Afwijzing aanvraag machtiging tot voorlopig verblijf voor gezinshereniging op basis van gebrek aan feitelijke gezinsband

In deze zaak heeft de Rechtbank Den Haag op 23 maart 2022 uitspraak gedaan in een bodemprocedure betreffende de afwijzing van een aanvraag voor een machtiging tot voorlopig verblijf (mvv) voor gezinshereniging door de staatssecretaris van Justitie en Veiligheid. Eisers, bestaande uit een Jemenitische vrouw en haar kinderen, hebben de aanvraag ingediend met het doel om zich te herenigen met de referent, die in Nederland verblijft. De aanvraag werd afgewezen omdat de referent tijdens zijn asielprocedure zijn gezin niet had genoemd. Na het overleggen van een huwelijksakte door eiseres, heeft verweerder deze niet onderzocht, wat door de rechtbank als een gebrek werd aangemerkt. Echter, de rechtbank oordeelde dat eiseres niet in haar belangen was geschaad, omdat er geen feitelijke invulling aan het huwelijk was gegeven. De rechtbank concludeerde dat de eisers niet voldeden aan de voorwaarden voor nareis, omdat er geen feitelijke gezinsband bestond. De rechtbank heeft het beroep van eisers ongegrond verklaard en verweerder veroordeeld in de proceskosten van eisers tot een bedrag van € 1.518,-. De uitspraak benadrukt het belang van zowel juridische als feitelijke gezinsbanden in het kader van gezinshereniging.

Uitspraak

RECHTBANK DEN HAAG

Zittingsplaats Amsterdam
Bestuursrecht
Zaaknummer: NL21.17173
[V-Nummers]

uitspraak van de enkelvoudige kamer voor vreemdelingenzaken in de zaak tussen

[eiseres 1] ,

geboren op [geboortedatum 1] 1985, eiseres I (hierna: eiseres),
mede ten behoeve van haar minderjarige kinderen:

[eiser] ,

geboren op [geboortedatum 3] 2017, eiser,

[eiseres 2] , geboren op [geboortedatum 2] , eiseres II,allen van Jemenitische nationaliteit, samen te noemen: eisers(gemachtigde: mr. I.J.M. Oomen),

en

de staatssecretaris van Justitie en Veiligheid, verweerder

(gemachtigde: mr.

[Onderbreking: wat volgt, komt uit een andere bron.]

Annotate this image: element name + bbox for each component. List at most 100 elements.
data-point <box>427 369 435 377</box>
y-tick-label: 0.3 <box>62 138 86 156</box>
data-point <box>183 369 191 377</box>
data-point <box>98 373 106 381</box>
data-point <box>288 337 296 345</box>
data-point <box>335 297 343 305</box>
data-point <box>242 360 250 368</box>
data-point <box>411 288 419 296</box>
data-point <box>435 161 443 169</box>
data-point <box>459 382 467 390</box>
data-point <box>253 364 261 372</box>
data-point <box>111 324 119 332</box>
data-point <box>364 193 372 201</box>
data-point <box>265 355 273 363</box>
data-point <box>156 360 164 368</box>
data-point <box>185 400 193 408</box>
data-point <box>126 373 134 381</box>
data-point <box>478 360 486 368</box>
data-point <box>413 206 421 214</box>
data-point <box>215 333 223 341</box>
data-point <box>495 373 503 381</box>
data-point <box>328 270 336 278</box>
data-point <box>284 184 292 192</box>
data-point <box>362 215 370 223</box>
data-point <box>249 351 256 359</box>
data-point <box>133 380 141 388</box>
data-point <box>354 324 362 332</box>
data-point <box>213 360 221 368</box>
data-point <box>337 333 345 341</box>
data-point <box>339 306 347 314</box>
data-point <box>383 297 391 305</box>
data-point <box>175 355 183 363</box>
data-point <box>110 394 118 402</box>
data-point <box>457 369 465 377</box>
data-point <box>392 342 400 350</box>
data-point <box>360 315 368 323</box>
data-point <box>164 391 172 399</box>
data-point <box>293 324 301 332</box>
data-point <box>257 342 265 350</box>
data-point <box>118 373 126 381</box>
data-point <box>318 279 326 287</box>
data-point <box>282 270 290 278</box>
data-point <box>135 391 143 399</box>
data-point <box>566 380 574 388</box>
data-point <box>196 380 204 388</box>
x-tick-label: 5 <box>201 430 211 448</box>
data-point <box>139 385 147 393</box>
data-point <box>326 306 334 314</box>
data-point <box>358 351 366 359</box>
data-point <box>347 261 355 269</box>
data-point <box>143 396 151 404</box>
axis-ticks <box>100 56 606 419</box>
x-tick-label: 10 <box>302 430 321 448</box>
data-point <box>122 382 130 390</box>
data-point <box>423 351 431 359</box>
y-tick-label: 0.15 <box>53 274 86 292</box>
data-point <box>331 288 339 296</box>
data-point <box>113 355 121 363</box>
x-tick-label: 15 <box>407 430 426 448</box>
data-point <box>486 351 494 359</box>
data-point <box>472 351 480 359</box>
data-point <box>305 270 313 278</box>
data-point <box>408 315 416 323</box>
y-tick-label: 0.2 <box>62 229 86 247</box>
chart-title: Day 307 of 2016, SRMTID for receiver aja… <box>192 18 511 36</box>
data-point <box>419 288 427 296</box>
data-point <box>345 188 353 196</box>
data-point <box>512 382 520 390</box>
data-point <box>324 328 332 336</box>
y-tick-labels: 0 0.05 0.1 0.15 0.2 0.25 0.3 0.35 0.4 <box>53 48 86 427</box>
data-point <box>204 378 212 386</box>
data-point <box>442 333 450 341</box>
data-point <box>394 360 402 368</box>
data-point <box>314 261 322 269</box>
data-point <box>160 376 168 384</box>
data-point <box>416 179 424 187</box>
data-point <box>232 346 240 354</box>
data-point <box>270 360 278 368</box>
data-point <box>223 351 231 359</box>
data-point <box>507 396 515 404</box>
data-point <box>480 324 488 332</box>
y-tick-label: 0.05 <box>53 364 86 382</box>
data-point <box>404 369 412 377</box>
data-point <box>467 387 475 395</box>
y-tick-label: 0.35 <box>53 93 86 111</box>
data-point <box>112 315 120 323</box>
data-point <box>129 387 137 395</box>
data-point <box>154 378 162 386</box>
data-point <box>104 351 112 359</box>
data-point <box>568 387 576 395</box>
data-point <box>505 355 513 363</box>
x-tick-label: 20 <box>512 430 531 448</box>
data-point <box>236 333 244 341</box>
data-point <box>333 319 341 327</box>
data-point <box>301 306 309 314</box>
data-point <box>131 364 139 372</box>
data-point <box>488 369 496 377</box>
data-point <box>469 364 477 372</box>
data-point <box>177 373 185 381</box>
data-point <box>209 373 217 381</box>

J.C. van Ossenbruggen-Theodoulou).

Procesverloop

Bij besluit van 8 april 2021 (het primaire besluit) heeft verweerder de aanvraag van eisers van 12 januari 2021 om verlening van een machtiging tot voorlopig verblijf (mvv) voor het doel “nareis” afgewezen. Bij besluit van 12 oktober 2021 (het bestreden besluit) heeft verweerder het bezwaar van eisers ongegrond verklaard.
Op 29 oktober 2021 heeft de rechtbank het beroepschrift van eisers tegen dit besluit ontvangen. Verweerder heeft een verweerschrift ingediend.
Het onderzoek ter zitting heeft plaatsgevonden op 16 februari 2022. Eisers hebben zich laten vertegenwoordigen door hun gemachtigde. Verweerder is, met voorafgaande kennisgeving, niet verschenen. Ook is ter zitting verschenen [naam] (referent). De rechtbank heeft het onderzoek ter zitting gesloten.

Overwegingen

Ten aanzien van het griffierecht
1. Eisers hebben bij het indienen van het beroepschrift verzocht om vrijstelling van het griffierecht wegens betalingsonmacht. De rechtbank acht dit verzoek voldoende onderbouwd. Het vrijstellingsverzoek wordt dan ook toegewezen.
Achtergrond
2.1.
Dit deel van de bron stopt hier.